Systematic Part Transfer by Extending a Modular Toolkit to Diverse Bacteria

Abstract

It is impractical to develop a new parts collection for every potential host organism. It is well-established that gene expression parts, like genes, are qualitatively transferable, but there is little quantitative information defining transferability. Here, we systematically quantified the behavior of a parts set across multiple hosts. To do this, we developed a broad host range (BHR) plasmid system compatible with the large, modular CIDAR parts collection for E. coli, which we named openCIDAR. This enabled testing of a library of DNA constructs across the Pseudomonadota─Escherichia coli, Pseudomonas putida, Cupriavidus necator, and Komagataeibacter nataicola. Part performance was evaluated with a standardized characterization procedure that quantified expression in terms of molecules of equivalent fluorescein (MEFL), an objective unit of measure. The results showed that the CIDAR parts enable graded gene expression across all organisms─meaning that the same parts can be used to program E. coli, P. putida, C. necator, and K. nataicola. Most parts had a similar expression trend across hosts, although each organism had a different average gene expression level. The variability is enough that to achieve the same MEFL in a different organism, a lookup table is required to translate a design from one host to another. To identify truly divergent parts, we applied linear regression to a combinatorial set of promoters and ribosome binding sites, finding that the promoter J23100 behaves very differently in K. nataicola than in the other hosts. Thus, it is now possible to evaluate any CIDAR compatible part in three other hosts of interest, and the diversity of these hosts implies that the collection will also be compatible with many other Proteobacteria (Pseudomonadota). Furthermore, this work defines an approach to generalize modular synthetic biology parts sets beyond a single host, implying that only a few parts sets may be needed to span the tree of life. This will accelerate current efforts to engineer diverse species for environmental, biotechnological, and health applications.

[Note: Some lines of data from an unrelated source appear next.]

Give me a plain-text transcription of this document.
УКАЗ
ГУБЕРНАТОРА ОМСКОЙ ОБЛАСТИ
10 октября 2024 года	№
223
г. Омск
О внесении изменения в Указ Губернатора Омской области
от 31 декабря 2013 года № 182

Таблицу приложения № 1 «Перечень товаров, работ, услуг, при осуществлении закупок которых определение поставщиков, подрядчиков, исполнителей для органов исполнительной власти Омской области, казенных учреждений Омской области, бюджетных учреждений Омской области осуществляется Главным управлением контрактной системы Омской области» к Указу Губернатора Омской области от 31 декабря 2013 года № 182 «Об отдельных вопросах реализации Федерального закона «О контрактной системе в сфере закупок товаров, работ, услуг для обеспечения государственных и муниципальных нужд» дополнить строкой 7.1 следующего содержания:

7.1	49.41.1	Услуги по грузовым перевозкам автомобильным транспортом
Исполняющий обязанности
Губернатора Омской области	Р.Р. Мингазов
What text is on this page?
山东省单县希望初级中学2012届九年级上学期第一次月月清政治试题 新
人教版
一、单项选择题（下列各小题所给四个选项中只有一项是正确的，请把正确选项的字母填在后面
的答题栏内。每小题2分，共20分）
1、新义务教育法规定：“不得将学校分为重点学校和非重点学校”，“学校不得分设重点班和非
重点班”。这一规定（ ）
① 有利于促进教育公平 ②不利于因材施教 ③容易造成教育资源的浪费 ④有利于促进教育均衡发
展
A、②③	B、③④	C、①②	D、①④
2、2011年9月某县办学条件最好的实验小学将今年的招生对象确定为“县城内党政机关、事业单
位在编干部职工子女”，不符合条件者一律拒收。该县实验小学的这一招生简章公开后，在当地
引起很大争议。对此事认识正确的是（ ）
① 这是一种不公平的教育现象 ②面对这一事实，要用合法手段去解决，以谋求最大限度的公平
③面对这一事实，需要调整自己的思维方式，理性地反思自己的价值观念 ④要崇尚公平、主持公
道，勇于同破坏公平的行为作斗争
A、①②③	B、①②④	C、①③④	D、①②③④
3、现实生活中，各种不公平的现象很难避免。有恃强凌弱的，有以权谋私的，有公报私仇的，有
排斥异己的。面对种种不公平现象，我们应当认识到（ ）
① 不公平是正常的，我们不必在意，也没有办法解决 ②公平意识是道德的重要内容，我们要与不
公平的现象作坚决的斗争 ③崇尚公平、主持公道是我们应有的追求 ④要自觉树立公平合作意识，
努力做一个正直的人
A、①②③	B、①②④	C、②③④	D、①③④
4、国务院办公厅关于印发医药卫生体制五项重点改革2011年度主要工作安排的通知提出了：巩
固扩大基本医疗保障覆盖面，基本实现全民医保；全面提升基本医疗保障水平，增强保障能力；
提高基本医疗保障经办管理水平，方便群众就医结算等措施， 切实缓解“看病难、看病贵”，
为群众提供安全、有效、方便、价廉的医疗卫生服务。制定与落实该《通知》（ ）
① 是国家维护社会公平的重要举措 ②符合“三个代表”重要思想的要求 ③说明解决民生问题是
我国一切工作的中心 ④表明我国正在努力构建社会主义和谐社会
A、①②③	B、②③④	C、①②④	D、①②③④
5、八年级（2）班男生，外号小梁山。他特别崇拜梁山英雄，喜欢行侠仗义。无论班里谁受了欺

Keywords: automated genetic assembly; genetic design; nonconventional chassis; synthetic biology.

Figure 1

Enabling parts expression across hosts. (A) Known pBBR1 compatible bacteria, presented in a reconstructed phylogenetic tree. All major clades of Pseudomonadota are represented in this group. Hosts used in this study are highlighted. (B) Diagram of the native architecture of pBBR1, as isolated from Bordatella bronchiseptica. Modern derivatives do not include the Mob transcription unit, but are otherwise similar.

Figure 2

OpenCIDAR design and function. (A) Design of the new destination vectors containing KanR, the pBBR1 origin and rep gene, and a CIDAR cloning site where transcription units may be assembled. Although this is over 100 parts, only the parts in this study are shown. (B) Molecules of Equivalent Fluorescein (MEFL) expression values for the combinations of parts included in the original CIDAR paper. These were interpolated from CIDAR Figure S1. Expression from the original vector series in E. coli matches closely to the expression reported in this study. (C) Violin plots of the expression values in MEFL for E. coli populations expressing each construct, along with the average copy number assessed by ddPCR. The violin plots for three replicates are overlaid, showing little variation between replicates. (D) The same plots in as in C for the same constructs expressed in P. putida. (E) The same plots in as in C for the same constructs expressed in C. necator. (F) The same plots in as in C for the same constructs expressed in K. nataicola.

Figure 3

Comparing and correlating part function across hosts. (A) Rank order comparison of MEFL for each construct in each host. This shows a rough global correlation for expression in all species. Divergent values are largely found only in K. nataicola. (B) Species–species correlations. The species is in the diagonal, with the MEFL values in each species plotted in the top right boxes and the correlation coefficients in the bottom left boxes.

Figure 4

MEFL lookup table (LUT) for openCIDAR. By matching MEFL across organisms, researchers may design genetic constructs that achieve the same expression values across different organisms.

Figure 5

Linear models for part performance across species. (A) General form of the linear models. Expression is the sum of an intercept term plus estimates computed for each promoter, RBS, and the interactions between them. Due to high correlation between variables (i.e., very similar expression between parts), some parameters were not estimated (see Methods). (B) Bar chart of the intercept values, interpreted as background fluorescence, were similar between species. (C) Bar chart of the promoter coefficients. The contribution of each promoter to expression had conserved rank order in each species, however the magnitudes varied. Notably, the expected very low expression of the J23103 promoter in E. coli was not conserved. (D) Bar chart of the RBS coefficients. Rank order of the RBS coefficients is not conserved between species. (E) Bar chart of the interaction terms between promoters and RBSs. Interactions between promoter and RBS terms were very high in K. nataicola relative to other species, especially for those terms including the J23100 promoter.